Pueblo's New Doghouse
Updated: Mar 28
By Eli Schwartz
In just over three months, the students, teachers, and staff members of Pueblo’s Centennial High School will teach their final classes, take their final tests, and lock the doors to 2525 Mountview Drive for the last time since the building’s unveiling in 1973. For half a century, 2525 Mountview has served as an integral part of the Pueblo community, graduating students from 50 different classes. Closing the building is bittersweet: it is with despair that the Bulldog family watches years of history be demolished, but with great aspiration and excitement to see the new and improved doghouse be constructed.
This journey began in the spring of 2021, when HW Houston Construction broke ground on a plot of land adjacent to the current school. With a million dollars and grand ambitions, HW Houston embarked on the process of creating a 185,000 square foot structure, suitable for 1100 students.
This modern establishment will rest on 14 acres with new sports fields, parking lots, and landscaping. Athletes can look forward to a new soccer field, football practice field, and baseball and softball fields.
Once inside the building, one of the first things that you’ll notice are the stunning light fixtures. Nowhere is this more evident than in the cafeteria/commons area. A huge grid of squares, each encased by wood, is suspended from the ceiling, with exposed square lights in each tile, creating a visually intriguing depth effect. These squares continue around multiple hallways in the school, complemented beautifully by wood paneling. Also in the commons, above the “learning stairs”, hangs a giant light installation, the iconic “CHS” written in bright white lights. This modern white lighting is characteristic of each light in the new school, and is a distinct feature that separates the new from the old yellow tone that 2525 Mountview is blanketed in.
Other architectural features of this new building include balconies extending from different departments, a school store and concession stand, box office, very wide hallways, which may be a result of the exclusion of many lockers, and a new and improved gym, weight room, and auditorium.
This new school contains two full-sized gyms, with a garage door connecting their entrances. The “main” gym has installed bleachers to seat spectators, a 15 by 9 foot video scoreboard, (similar to that of Dutch Clark Stadium) and the capacity to operate a shot clock, which may be the future of high-school basketball.
Centennial’s new auditorium is equally brilliant. Gorgeous waves of wood line the ceiling, huge retractable dividers offer the ability to section off the room, and almost 500 padded seats are available to hold the Bulldogs.
But most importantly, the new Centennial High houses state-of-the-art classrooms. These classrooms mimic a college campus, with more windows, white boards and smart boards, individual climate zones, and tables instead of desks. Similar to the auditorium, the majority of classrooms can be divided, and these dividers hold retractable floor to ceiling whiteboards, offering more room for learning. Learning is extended into the “student hub”, where study rooms are present, which provide a distraction free zone for kids to work independently.

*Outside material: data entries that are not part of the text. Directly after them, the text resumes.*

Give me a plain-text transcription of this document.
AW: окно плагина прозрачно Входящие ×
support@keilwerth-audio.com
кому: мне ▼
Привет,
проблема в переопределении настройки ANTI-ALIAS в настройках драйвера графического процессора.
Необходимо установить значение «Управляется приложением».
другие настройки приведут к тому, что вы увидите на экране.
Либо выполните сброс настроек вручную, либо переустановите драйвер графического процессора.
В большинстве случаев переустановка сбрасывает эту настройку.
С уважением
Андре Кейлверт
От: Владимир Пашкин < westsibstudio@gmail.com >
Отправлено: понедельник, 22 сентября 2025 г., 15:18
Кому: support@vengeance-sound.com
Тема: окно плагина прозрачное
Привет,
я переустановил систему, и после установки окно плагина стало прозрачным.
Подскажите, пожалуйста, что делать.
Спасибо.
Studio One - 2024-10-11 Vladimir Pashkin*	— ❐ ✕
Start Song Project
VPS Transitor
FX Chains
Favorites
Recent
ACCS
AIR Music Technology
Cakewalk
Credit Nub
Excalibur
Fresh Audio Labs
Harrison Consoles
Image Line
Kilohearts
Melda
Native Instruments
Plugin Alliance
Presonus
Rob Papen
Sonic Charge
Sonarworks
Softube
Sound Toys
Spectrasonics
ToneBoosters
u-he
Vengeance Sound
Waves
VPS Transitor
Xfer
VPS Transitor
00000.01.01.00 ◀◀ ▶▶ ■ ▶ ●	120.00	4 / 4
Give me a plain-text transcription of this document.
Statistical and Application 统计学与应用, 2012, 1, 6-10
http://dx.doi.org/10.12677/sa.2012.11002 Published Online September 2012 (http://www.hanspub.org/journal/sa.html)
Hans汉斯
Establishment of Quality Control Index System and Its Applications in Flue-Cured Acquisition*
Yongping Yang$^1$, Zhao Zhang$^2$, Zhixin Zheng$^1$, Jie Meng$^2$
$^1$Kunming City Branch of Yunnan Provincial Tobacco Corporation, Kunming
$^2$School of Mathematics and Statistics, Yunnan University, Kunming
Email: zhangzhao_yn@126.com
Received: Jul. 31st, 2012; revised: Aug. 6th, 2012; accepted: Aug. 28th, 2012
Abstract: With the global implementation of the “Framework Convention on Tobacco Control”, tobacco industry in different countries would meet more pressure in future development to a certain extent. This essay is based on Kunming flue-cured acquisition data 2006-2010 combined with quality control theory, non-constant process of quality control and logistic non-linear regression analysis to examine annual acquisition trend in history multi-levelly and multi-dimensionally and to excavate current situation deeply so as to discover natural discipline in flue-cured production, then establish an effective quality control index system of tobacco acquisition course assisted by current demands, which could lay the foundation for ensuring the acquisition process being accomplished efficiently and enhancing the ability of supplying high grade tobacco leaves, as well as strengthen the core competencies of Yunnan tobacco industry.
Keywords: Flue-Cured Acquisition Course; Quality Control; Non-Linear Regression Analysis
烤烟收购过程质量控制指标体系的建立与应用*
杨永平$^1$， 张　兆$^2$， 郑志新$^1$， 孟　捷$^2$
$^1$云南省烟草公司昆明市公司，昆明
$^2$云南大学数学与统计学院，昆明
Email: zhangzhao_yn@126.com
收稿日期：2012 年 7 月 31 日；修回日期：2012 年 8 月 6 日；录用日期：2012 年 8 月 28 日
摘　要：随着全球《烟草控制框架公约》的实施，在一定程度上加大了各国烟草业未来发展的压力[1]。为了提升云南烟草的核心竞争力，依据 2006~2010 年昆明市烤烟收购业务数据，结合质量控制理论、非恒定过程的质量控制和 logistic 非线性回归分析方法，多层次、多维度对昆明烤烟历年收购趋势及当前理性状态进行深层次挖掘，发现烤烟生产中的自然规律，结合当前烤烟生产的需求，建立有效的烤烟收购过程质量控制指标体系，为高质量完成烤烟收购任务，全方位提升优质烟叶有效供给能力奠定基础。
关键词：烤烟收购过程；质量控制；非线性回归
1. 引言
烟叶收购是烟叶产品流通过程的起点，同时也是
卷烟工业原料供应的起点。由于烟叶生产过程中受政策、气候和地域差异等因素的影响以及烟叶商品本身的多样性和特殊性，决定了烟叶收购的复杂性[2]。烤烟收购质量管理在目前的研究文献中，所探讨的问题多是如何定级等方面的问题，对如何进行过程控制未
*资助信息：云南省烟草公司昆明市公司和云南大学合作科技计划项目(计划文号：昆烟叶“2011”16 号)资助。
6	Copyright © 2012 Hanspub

But none of this learning will occur without Centennial’s amazing teachers. These teachers are experiencing a major shift when entering the new building, a shift that will require significant adjustment but may be the path of the future. Teachers in the new school will no longer hold claim to a single room; they instead will have a pod, that they occupy during their free periods, and a shared room, that they rotate into when teaching. This system is very similar to a college campus, where professors only stay in their lecture halls when students are present. These pods, mentioned earlier, are small, containing a desk, lockable filing cabinet, and horizontal shelf. About 14 pods occupy each “faculty think tank”, along with a bathroom, breakroom, and two glass-enclosed meeting areas.
On the security front, the new school is extremely safe. The building contains a reduced number of entry points, ballistic glass in the commons/cafeteria, and the main entrance has double doors that lead directly into the main and security offices. The new museum is also separated from the other parts of the school, allowing the public to access only that area during events. A safe and modern design with suspended 360-degree cameras adds to the secure and protective environment of the new school.
With all of these incredible changes coming to Centennial High School, the possibilities and opportunities for students have skyrocketed. This new campus is revolutionary and will revamp education at Centennial and in Pueblo. The small town of Pueblo will finally have the facilities to match high schools in cities like Colorado Springs and Denver, and nowhere is a better fit for innovation than at Pueblo’s Centennial High School.
Thank you to Mr. Jacob Lewis for assistance with this article.